Save the file, then rerun the code with the alterations for the resource ID:

node index.js

You will receive an output that the checksums do not match:

Output
Checksums did not match.

In this step, you created a function to verify if the checksum passes the integrity test or not, and you encountered both cases. The non-matching checksum indicates that the resource ID has been manipulated. The notification enables a developer to take action against malicious behavior, such as blocking a user request or reporting the request related to the resource ID, depending upon the application requirements.

To revert your function to the matching checksums result, delete the additional code added at the beginning of this step so that the code matches the file at the end of Step 2.

When you need a custom unique ID with a checksum, you can use this tutorial to help you generate data models, version your APIs, and more.

Conclusion

In this tutorial, you developed resource IDs that align with the characteristics of a good identifier. You also created a unique resource ID with checksum in a Node.js environment using base32-encoding. Finally, you verified the integrity of the ID by decoding it with base32-decoding.

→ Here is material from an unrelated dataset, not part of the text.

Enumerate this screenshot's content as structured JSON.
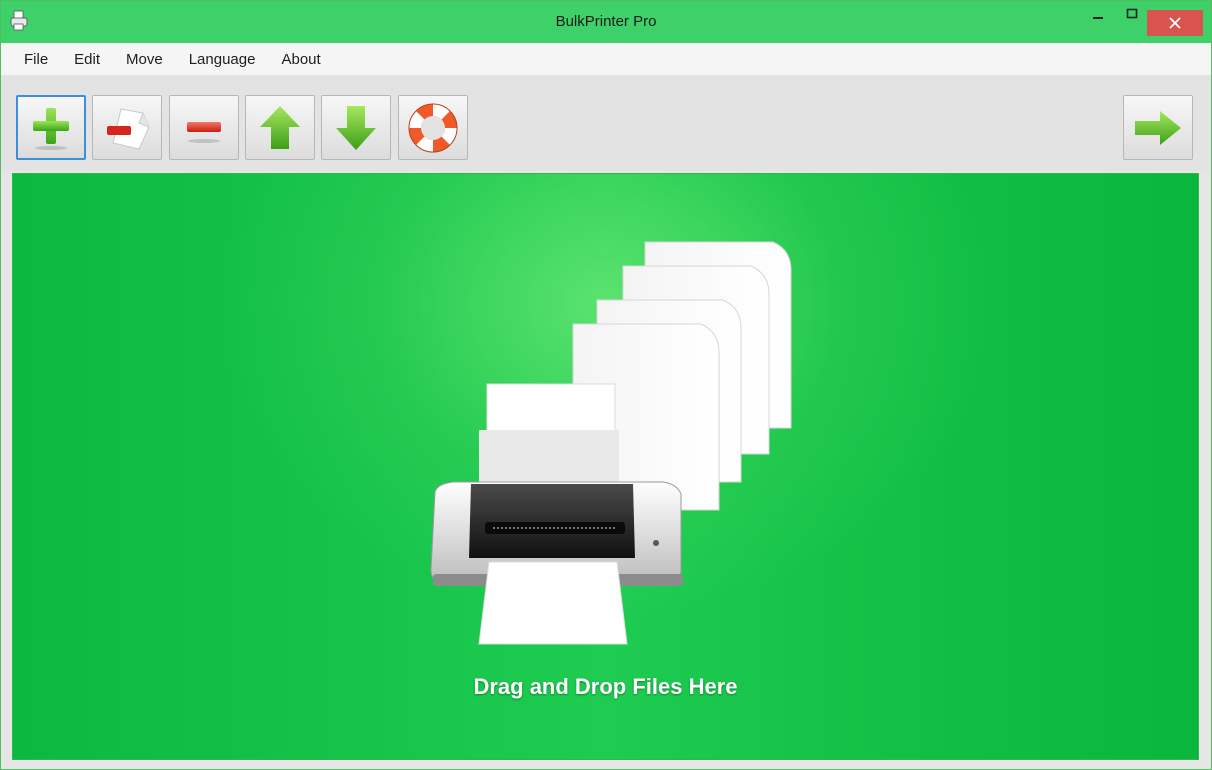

For cross-confirmation, you can compare your final files with those in the DigitalOcean community repository. You can also git-clone the repository if you are familiar with the git versioning system or by following the Introduction to GitHub and Open-Source Projects series.

Now that you understand the fundamentals of checksum, you can experiment with other encoding algorithms, such as MD5.